The library was uploaded to Maven Central on January 25th, 2024. It continues to be available for download from the repository.

Cybersecurity

“The attackers used typecutting. They tricked the developer into creating almost identical names to add malicious packages,” says security researcher Kush Pandya. “Interestingly, this malicious package has six dependent packages.”

“They are all type-scooting legal packages, but instead of the actual namespace (com.github.scribejava) they share the same GroupID (io.github.leetcrunch).”

In adopting this approach, the idea is to increase the perceived legitimacy of malicious libraries and increase the likelihood that developers will download and use in their projects.

Did you find this article interesting? Follow us on Twitter and LinkedIn to read exclusive content you post.

Source link

Follow on Google News Follow on Flipboard
Share. Facebook Twitter Pinterest LinkedIn Tumblr Email Copy Link
Previous ArticleCarbon negative construction produces stronger building materials
Next Article GitHub Supply Chain Attack, AI Malware, BYOVD Tactics, and More
user
  • Website

Related Posts

Chinese hacker Xu Zewei has been arrested for linking between silk typhoon groups and US cyberattacks

July 9, 2025

Includes Microsoft Patch 130 vulnerabilities, important flaws in SPNEGO and SQL Server

July 9, 2025

Hackers use leaked shelter tool licenses to spread Lumma Stealer and Sectoprat malware

July 8, 2025
Add A Comment
Leave A Reply Cancel Reply

Latest Posts

Transport and mobility needs to change the approach to net zero

Chinese hacker Xu Zewei has been arrested for linking between silk typhoon groups and US cyberattacks

Includes Microsoft Patch 130 vulnerabilities, important flaws in SPNEGO and SQL Server

Changing your approach to antibiotics

Trending Posts

Subscribe to News

Subscribe to our newsletter and never miss our latest news

Please enable JavaScript in your browser to complete this form.
Loading

Welcome to Fyself News, your go-to platform for the latest in tech, startups, inventions, sustainability, and fintech! We are a passionate team of enthusiasts committed to bringing you timely, insightful, and accurate information on the most pressing developments across these industries. Whether you’re an entrepreneur, investor, or just someone curious about the future of technology and innovation, Fyself News has something for you.

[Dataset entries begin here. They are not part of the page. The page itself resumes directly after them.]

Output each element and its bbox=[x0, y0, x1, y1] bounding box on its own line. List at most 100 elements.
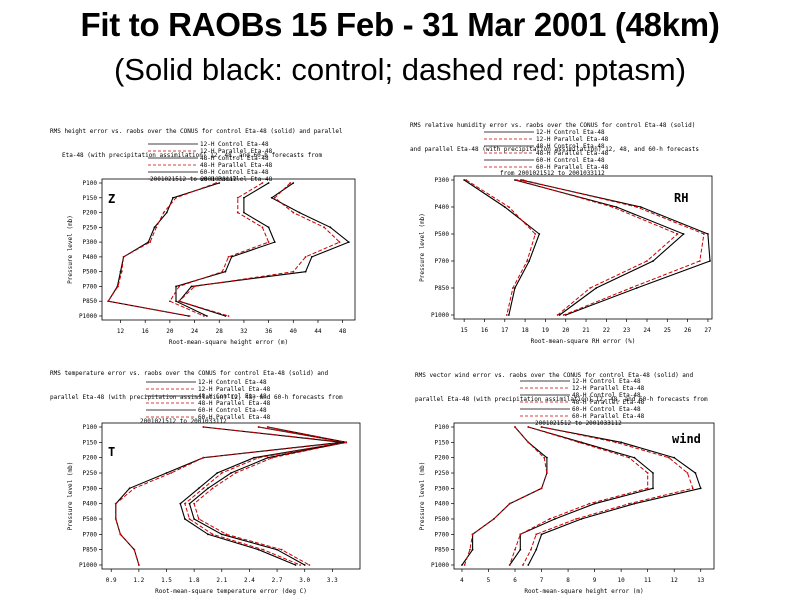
y-tick-label: P100 bbox=[83, 424, 98, 431]
data-point bbox=[308, 564, 311, 566]
y-axis-label: Pressure level (mb) bbox=[67, 215, 74, 284]
x-tick-label: 11 bbox=[644, 577, 652, 584]
series-line bbox=[520, 179, 711, 316]
y-tick-label: P150 bbox=[83, 195, 98, 202]
data-point bbox=[168, 300, 171, 303]
data-point bbox=[175, 285, 177, 288]
data-point bbox=[236, 211, 239, 214]
data-point bbox=[303, 564, 306, 566]
legend-entry: 48-H Parallel Eta-48 bbox=[200, 162, 273, 169]
data-point bbox=[635, 206, 638, 208]
data-point bbox=[257, 548, 260, 551]
x-tick-label: 24 bbox=[191, 328, 199, 335]
data-point bbox=[133, 487, 136, 490]
data-point bbox=[155, 226, 158, 229]
data-point bbox=[535, 533, 538, 536]
x-tick-label: 20 bbox=[562, 327, 570, 334]
y-tick-label: P200 bbox=[435, 455, 450, 462]
chart-title-line: and parallel Eta-48 (with precipitation … bbox=[410, 146, 699, 153]
series-line bbox=[522, 426, 694, 566]
data-point bbox=[548, 518, 551, 520]
data-point bbox=[114, 518, 117, 520]
x-tick-label: 13 bbox=[697, 577, 705, 584]
data-point bbox=[119, 533, 122, 536]
y-tick-label: P500 bbox=[435, 516, 450, 523]
data-point bbox=[635, 287, 638, 289]
data-point bbox=[526, 260, 529, 262]
data-point bbox=[545, 456, 548, 459]
data-point bbox=[193, 285, 196, 288]
data-point bbox=[117, 285, 119, 288]
data-point bbox=[545, 472, 548, 474]
data-point bbox=[184, 502, 186, 505]
data-point bbox=[553, 518, 556, 520]
chart-title: RMS vector wind error vs. raobs over the… bbox=[415, 356, 708, 444]
y-tick-label: P700 bbox=[435, 531, 450, 538]
data-point bbox=[595, 287, 598, 289]
chart-title-line: 2001021512 to 2001033112 bbox=[150, 176, 237, 183]
data-point bbox=[172, 196, 174, 199]
series-line bbox=[188, 426, 347, 566]
data-point bbox=[534, 233, 537, 235]
series-line bbox=[169, 182, 270, 317]
data-point bbox=[615, 206, 618, 208]
data-point bbox=[224, 270, 227, 273]
data-point bbox=[206, 315, 208, 317]
data-point bbox=[556, 314, 559, 316]
data-point bbox=[686, 472, 689, 474]
data-point bbox=[577, 441, 580, 444]
data-point bbox=[707, 233, 709, 235]
legend-entry: 60-H Control Eta-48 bbox=[536, 157, 605, 164]
data-point bbox=[257, 456, 260, 459]
chart-title-line: 2001021512 to 2001033112 bbox=[140, 418, 227, 425]
y-tick-label: P250 bbox=[435, 470, 450, 477]
data-point bbox=[227, 315, 230, 317]
x-tick-label: 2.4 bbox=[244, 577, 255, 584]
x-axis-label: Root-mean-square height error (m) bbox=[524, 588, 643, 595]
data-point bbox=[512, 287, 514, 289]
slide-title: Fit to RAOBs 15 Feb - 31 Mar 2001 (48km) bbox=[80, 6, 720, 43]
data-point bbox=[273, 196, 276, 199]
legend-entry: 12-H Parallel Eta-48 bbox=[198, 386, 271, 393]
data-point bbox=[262, 548, 265, 551]
series-line bbox=[509, 426, 654, 566]
data-point bbox=[165, 472, 168, 474]
data-point bbox=[629, 287, 632, 289]
y-tick-label: P200 bbox=[83, 455, 98, 462]
x-tick-label: 40 bbox=[290, 328, 298, 335]
data-point bbox=[170, 472, 173, 474]
y-tick-label: P850 bbox=[83, 298, 98, 305]
y-tick-label: P700 bbox=[83, 531, 98, 538]
data-point bbox=[580, 518, 583, 520]
x-tick-label: 3.0 bbox=[299, 577, 310, 584]
data-point bbox=[202, 426, 205, 428]
data-point bbox=[508, 564, 511, 566]
data-point bbox=[267, 182, 270, 184]
data-point bbox=[276, 548, 278, 551]
x-tick-label: 16 bbox=[481, 327, 489, 334]
data-point bbox=[463, 179, 466, 181]
series-line bbox=[464, 426, 548, 566]
x-tick-label: 7 bbox=[540, 577, 544, 584]
data-point bbox=[699, 487, 702, 490]
x-tick-label: 10 bbox=[618, 577, 626, 584]
data-point bbox=[527, 426, 530, 428]
legend-entry: 12-H Control Eta-48 bbox=[198, 379, 267, 386]
x-tick-label: 27 bbox=[704, 327, 712, 334]
data-point bbox=[345, 441, 348, 444]
data-point bbox=[292, 182, 295, 184]
legend-entry: 48-H Parallel Eta-48 bbox=[536, 150, 609, 157]
x-tick-label: 25 bbox=[664, 327, 672, 334]
data-point bbox=[516, 179, 518, 181]
data-point bbox=[514, 287, 516, 289]
data-point bbox=[289, 182, 292, 184]
data-point bbox=[298, 211, 301, 214]
series-line bbox=[184, 426, 347, 566]
y-tick-label: P1000 bbox=[431, 312, 449, 319]
series-line bbox=[178, 182, 341, 317]
chart-panel-z: RMS height error vs. raobs over the CONU… bbox=[0, 100, 400, 350]
legend-entry: 60-H Parallel Eta-48 bbox=[198, 414, 271, 421]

Robots Play Football in Beijing: A Glimpse into China’s Ambitious AI Future

TwinH: A New Frontier in the Pursuit of Immortality?

Meta’s Secret Weapon: The Superintelligence Unit That Could Change Everything 

Unlocking the Power of Prediction: The Rise of Digital Twins in the IoT World

Facebook X (Twitter) Instagram Pinterest YouTube
  • Home
  • About Us
  • Advertise with Us
  • Contact Us
  • DMCA
  • Privacy Policy
  • Terms & Conditions
  • User-Submitted Posts
© 2025 news.fyself. Designed by by fyself.

Type above and press Enter to search. Press Esc to cancel.